Seahawks' pass catchers limited by light workload in Week 13
by R.J. White | CBSSports.com
(11/27/2014) Seahawks tight end Tony Moeaki led his offense with 63 receiving yards on just one reception in his team's 19-3 win over the 49ers in Week 13.

Moeaki caught a pass of about 12 yards near the sideline early in the second quarter and ran past his defender to bring the ball all the way down to the one-yard line before being caught. The Seahawks weren't able to punch the ball into the end zone on the drive, but a dominant performance by the defense meant the points left on the board wouldn't come back to haunt the offense.

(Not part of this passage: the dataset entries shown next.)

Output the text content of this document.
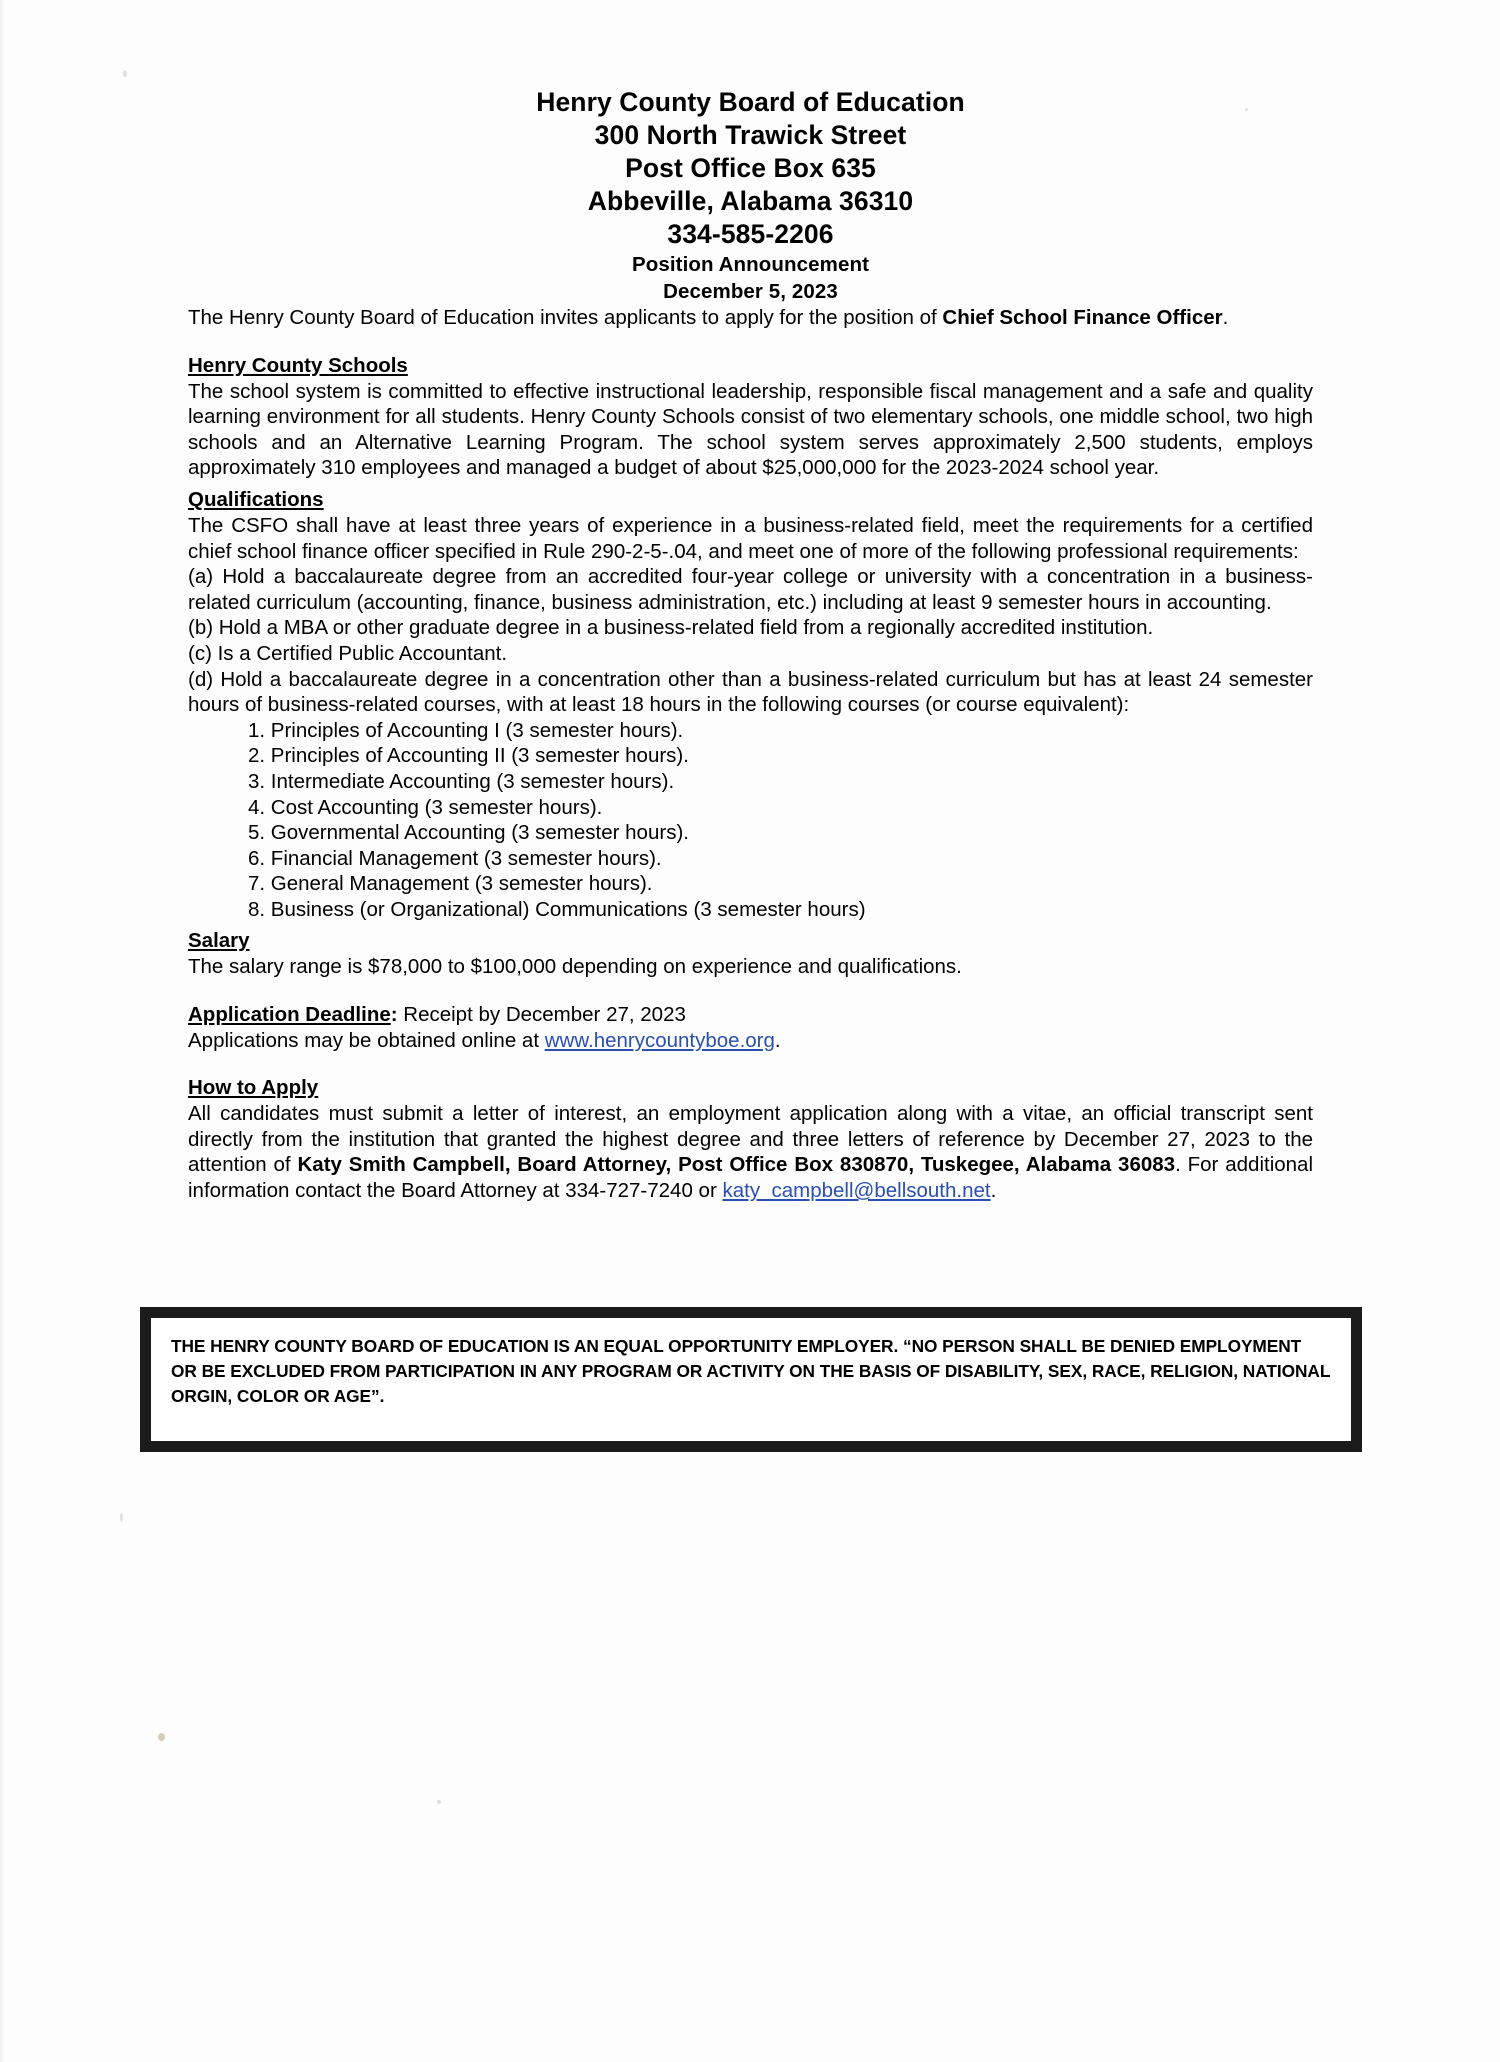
Henry County Board of Education
300 North Trawick Street
Post Office Box 635
Abbeville, Alabama 36310
334-585-2206
Position Announcement
December 5, 2023

The Henry County Board of Education invites applicants to apply for the position of Chief School Finance Officer.

Henry County Schools

The school system is committed to effective instructional leadership, responsible fiscal management and a safe and quality learning environment for all students. Henry County Schools consist of two elementary schools, one middle school, two high schools and an Alternative Learning Program. The school system serves approximately 2,500 students, employs approximately 310 employees and managed a budget of about $25,000,000 for the 2023-2024 school year.

Qualifications

The CSFO shall have at least three years of experience in a business-related field, meet the requirements for a certified chief school finance officer specified in Rule 290-2-5-.04, and meet one of more of the following professional requirements:

(a) Hold a baccalaureate degree from an accredited four-year college or university with a concentration in a business-related curriculum (accounting, finance, business administration, etc.) including at least 9 semester hours in accounting.

(b) Hold a MBA or other graduate degree in a business-related field from a regionally accredited institution.

(c) Is a Certified Public Accountant.

(d) Hold a baccalaureate degree in a concentration other than a business-related curriculum but has at least 24 semester hours of business-related courses, with at least 18 hours in the following courses (or course equivalent):

1. Principles of Accounting I (3 semester hours).
2. Principles of Accounting II (3 semester hours).
3. Intermediate Accounting (3 semester hours).
4. Cost Accounting (3 semester hours).
5. Governmental Accounting (3 semester hours).
6. Financial Management (3 semester hours).
7. General Management (3 semester hours).
8. Business (or Organizational) Communications (3 semester hours)
Salary

The salary range is $78,000 to $100,000 depending on experience and qualifications.

Application Deadline: Receipt by December 27, 2023

Applications may be obtained online at www.henrycountyboe.org.

How to Apply

All candidates must submit a letter of interest, an employment application along with a vitae, an official transcript sent directly from the institution that granted the highest degree and three letters of reference by December 27, 2023 to the attention of Katy Smith Campbell, Board Attorney, Post Office Box 830870, Tuskegee, Alabama 36083. For additional information contact the Board Attorney at 334-727-7240 or katy_campbell@bellsouth.net.

THE HENRY COUNTY BOARD OF EDUCATION IS AN EQUAL OPPORTUNITY EMPLOYER. “NO PERSON SHALL BE DENIED EMPLOYMENT OR BE EXCLUDED FROM PARTICIPATION IN ANY PROGRAM OR ACTIVITY ON THE BASIS OF DISABILITY, SEX, RACE, RELIGION, NATIONAL ORGIN, COLOR OR AGE”.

The rest of the receiving corps didn't have much of a workload in the win Thursday, with quarterback Russell Wilson completing just 15 passes on 22 attempts. Tight end Luke Willson led the Seahawks with four receptions and six targets, gaining just 39 yards in the game. Wide receiver Jermaine Kearse managed three receptions for 34 yards, while wide receiver Doug Baldwin could only haul in two passes for 28 yards. Rookie Paul Richardson was able to catch his only target for six yards.

The Seahawks have a trip to Philadelphia on the schedule in Week 14.


Seahawks' Robert Turbin scores lone TD in win vs. 49ers
by R.J. White | CBSSports.com
(11/27/2014) Seahawks running back Robert Turbin caught both of his targets for 47 yards and a touchdown while adding eight rushing yards on four carries in his team's 19-3 win over the 49ers in Week 13.

Turbin grabbed a short pass to the left and was able to work his way towards the end zone and maintain his balance to score a 13-yard touchdown that put his team up 7-0 in the first quarter. The Seahawks would pile on two field goals before halftime in a game where the 49ers had virtually no answers for the Seattle defense. Turbin's touchdown was just his second of the season and his first since Week 2. He'll match up with the Eagles in Week 14.


Seahawks' Marshawn Lynch racks up 104 rushing yards Thursday
by R.J. White | CBSSports.com
(11/27/2014) Seahawks running back Marshawn Lynch rushed for 104 yards on 20 carries while adding a seven-yard reception in his team's 19-3 win over the 49ers in Week 13.

Lynch took a heavy portion of the workload on Thanksgiving as the Seahawks jumped out to an early lead and leaned on the defense. Despite struggling against the Cardinals in Week 12, Lynch has posted three 100-yard performances on the ground in his last four games. However, he hasn't reached the end zone in any of his last three games. He'll look to rectify the recent lack of scoring against the Eagles in Week 14.